Fin 2014, le gouvernement a également signé un MoU avec JCM Greenquest Solar Corporation pour installer 500 MW d’installations solaires photovoltaïques dans le pays. JCM a reçu un financement de 77 000$ du SEFA – Fond pour les Energies Durables en Afrique – pour préparer la première phase de ce projet : une centrale au sol de 72 MW. Le financement a permis de mener à bien l’étude d’évaluation de l’impact de la centrale en termes environnementaux et sociaux et d’assurer les services de conseillers techniques, juridiques et financiers. Cette première centrale sera installée à Mbalmayo, près de la capitale.

EOLIEN

Enfin, en mai dernier, le Cameroun a annoncé son premier investissement dans l’éolien. Une centrale pilote de 42MW (extensible à 80 MW) devrait voir le jour dans les Monts Baboutos.

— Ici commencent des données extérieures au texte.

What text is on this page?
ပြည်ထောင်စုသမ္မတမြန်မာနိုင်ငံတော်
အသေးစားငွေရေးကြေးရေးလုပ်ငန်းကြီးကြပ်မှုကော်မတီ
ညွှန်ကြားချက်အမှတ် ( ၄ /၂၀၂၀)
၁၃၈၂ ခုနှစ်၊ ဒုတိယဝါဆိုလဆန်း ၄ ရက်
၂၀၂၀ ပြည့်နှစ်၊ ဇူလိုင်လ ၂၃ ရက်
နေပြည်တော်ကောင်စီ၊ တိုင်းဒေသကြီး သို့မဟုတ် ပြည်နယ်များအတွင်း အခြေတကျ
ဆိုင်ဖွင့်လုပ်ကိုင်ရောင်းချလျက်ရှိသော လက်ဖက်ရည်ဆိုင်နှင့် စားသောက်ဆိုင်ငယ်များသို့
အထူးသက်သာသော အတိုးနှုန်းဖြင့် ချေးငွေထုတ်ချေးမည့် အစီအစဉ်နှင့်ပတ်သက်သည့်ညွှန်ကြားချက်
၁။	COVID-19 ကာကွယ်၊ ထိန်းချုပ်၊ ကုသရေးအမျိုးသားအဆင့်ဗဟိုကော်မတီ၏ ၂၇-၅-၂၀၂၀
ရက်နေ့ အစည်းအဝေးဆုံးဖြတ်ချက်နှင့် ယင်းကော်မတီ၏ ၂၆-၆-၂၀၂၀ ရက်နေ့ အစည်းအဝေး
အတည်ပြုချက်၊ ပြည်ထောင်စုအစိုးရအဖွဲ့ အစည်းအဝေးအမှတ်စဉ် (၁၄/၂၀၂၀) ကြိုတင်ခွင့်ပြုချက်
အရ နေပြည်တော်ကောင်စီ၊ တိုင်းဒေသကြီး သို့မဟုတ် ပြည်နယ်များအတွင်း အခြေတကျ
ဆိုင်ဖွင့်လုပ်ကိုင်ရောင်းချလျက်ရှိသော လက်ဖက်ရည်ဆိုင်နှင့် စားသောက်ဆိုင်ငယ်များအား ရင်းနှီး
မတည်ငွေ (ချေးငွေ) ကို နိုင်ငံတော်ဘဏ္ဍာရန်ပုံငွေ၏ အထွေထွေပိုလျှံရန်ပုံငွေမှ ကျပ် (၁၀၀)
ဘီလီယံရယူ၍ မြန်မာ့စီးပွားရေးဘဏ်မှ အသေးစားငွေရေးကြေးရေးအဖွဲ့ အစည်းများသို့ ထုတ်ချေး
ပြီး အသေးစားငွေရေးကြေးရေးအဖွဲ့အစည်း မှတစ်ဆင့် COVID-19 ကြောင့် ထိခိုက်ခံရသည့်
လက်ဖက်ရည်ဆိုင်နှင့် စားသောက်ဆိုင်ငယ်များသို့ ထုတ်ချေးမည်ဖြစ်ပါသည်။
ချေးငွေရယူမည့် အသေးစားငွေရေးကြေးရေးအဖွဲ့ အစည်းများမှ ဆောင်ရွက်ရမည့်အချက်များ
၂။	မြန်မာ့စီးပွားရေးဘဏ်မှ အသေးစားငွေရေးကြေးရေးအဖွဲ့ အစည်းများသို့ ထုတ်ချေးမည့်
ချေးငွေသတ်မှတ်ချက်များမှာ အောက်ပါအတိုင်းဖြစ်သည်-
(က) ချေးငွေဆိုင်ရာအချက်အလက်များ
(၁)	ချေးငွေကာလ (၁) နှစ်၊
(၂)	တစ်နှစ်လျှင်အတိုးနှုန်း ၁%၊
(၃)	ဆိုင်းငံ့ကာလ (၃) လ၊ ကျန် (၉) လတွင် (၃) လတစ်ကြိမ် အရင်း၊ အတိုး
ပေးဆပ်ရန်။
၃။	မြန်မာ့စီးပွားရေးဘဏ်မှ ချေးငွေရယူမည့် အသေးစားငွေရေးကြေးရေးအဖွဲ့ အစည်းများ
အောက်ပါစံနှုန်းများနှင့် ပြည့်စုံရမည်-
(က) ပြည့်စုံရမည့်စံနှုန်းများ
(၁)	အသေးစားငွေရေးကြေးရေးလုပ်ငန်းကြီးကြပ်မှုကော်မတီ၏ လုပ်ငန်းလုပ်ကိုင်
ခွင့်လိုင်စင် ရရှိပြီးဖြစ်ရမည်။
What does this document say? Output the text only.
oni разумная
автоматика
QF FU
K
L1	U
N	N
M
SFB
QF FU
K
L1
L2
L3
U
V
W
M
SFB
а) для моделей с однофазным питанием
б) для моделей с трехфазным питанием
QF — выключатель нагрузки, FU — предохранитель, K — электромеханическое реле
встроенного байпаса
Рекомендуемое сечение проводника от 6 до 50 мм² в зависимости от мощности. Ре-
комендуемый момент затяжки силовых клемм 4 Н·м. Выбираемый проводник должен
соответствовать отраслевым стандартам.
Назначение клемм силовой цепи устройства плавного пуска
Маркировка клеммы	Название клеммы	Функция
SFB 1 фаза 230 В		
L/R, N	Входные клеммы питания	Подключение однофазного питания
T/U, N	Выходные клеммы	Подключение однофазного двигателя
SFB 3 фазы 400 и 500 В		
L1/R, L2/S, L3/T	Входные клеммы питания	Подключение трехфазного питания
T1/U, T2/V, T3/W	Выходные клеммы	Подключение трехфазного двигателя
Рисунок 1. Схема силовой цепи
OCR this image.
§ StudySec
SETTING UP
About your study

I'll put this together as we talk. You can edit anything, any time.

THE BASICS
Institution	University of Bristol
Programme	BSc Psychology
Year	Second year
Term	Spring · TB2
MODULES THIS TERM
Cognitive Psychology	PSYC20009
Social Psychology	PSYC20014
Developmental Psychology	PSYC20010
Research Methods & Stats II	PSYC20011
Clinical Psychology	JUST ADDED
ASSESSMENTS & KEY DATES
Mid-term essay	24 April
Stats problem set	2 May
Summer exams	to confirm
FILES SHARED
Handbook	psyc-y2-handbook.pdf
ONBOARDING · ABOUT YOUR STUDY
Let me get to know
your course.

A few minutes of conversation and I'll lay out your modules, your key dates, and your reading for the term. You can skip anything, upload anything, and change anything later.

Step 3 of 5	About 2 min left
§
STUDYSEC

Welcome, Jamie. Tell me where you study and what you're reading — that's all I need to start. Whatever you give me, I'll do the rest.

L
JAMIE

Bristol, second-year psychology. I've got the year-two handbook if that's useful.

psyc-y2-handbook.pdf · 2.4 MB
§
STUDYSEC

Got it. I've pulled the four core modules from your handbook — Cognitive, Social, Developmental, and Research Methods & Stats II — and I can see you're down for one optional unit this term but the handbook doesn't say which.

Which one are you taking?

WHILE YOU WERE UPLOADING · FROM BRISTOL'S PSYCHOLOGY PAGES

Lors du même conseil du cabinet, Basile Atangana Kouna a également indiqué que d’autres projets étaient en cours d’exécution : installation de mini-centrales solaires photovoltaïque dans 166 villes et villages à moyen terme et 1 000 localités à long terme mais également mise en place de projets de biogaz et microélectricité.